How a woman was stopped from being the last victim
The elderly woman is believed to have withdrawn approximately $30,000 from her bank account. He then headed to a bitcoin ATM in the city of Sudbury. There, she was directed, over the phone, by someone claiming to be on the Microsoft support team. They were giving you instructions on how to transfer the money through the machine and send it to a specific address.
Area police say what most merchants probably already know… that the caller was not from Microsoft. They were actually a scammer looking to get some cryptocurrencies they didn’t earn. Sudbury Police Spokesperson Lieutenant John Perodeau explained in an interview:
She was hacked. Fortunately, we were able to intervene and she was able to deposit the money into her account.
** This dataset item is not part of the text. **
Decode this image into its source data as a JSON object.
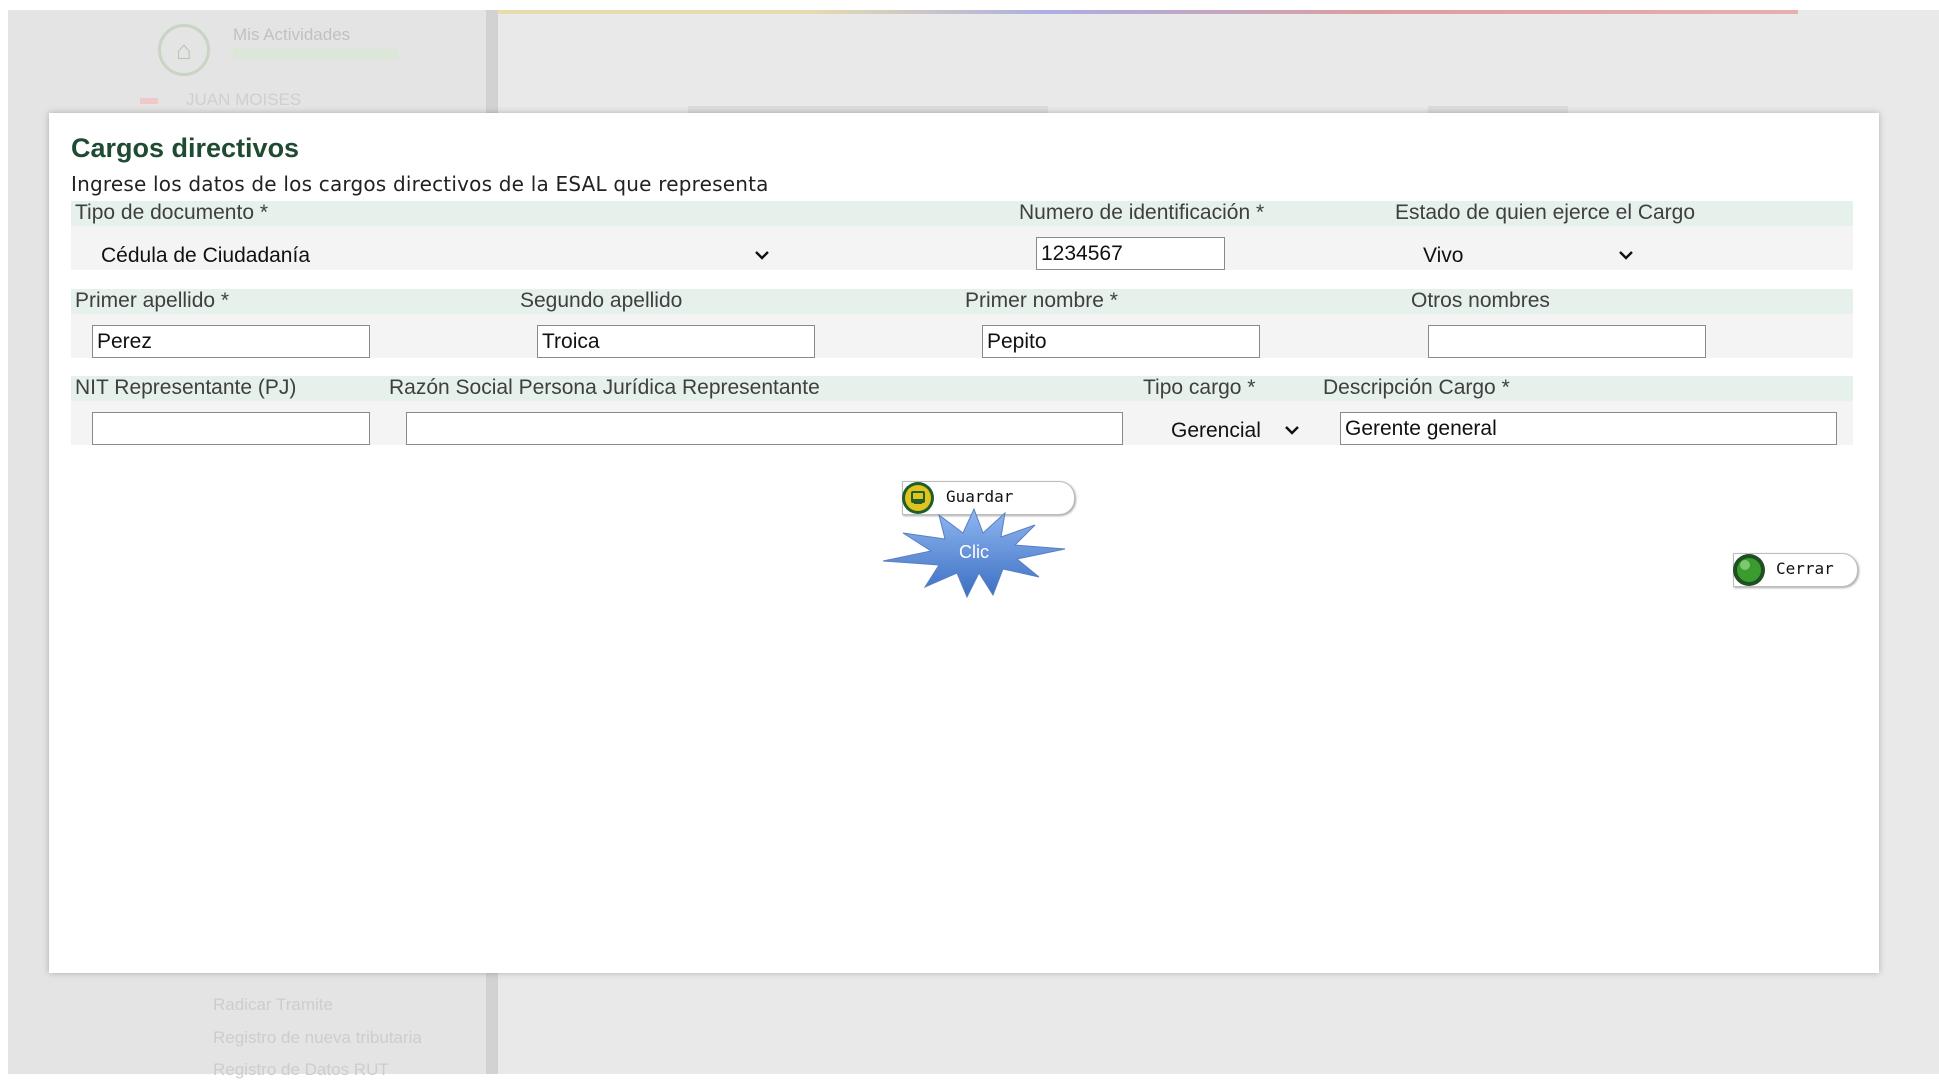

Crypto scams have increased in volume in recent years as the prices of many assets, despite recent declines, have risen sharply from two years ago. Perodeau says the woman fell victim to ransomware that ended up causing all files on her computer to be encrypted and locked. They gave him a phone number that he thought was Microsoft support. He called the department for help without realizing that this was all part of the scam.
He was instructed over the phone to buy bitcoins through the machine and send the funds to “Microsoft”. Perodeau explained:
As soon as you provide the code, the money will disappear.
Bitcoin ATMs are becoming much more common. On the one hand this is not a bad thing as it contributes to the growing legitimacy and popular appeal of digital currencies, but it has also led to the resurgence of crypto crime as with so many ATMs it is much easier to scam people and steal your digital funds.
Seniors are often targets of these types of scams because they don’t realize the breadth of today’s new technology. They also tend to have limited knowledge of cryptocurrencies and digital finance.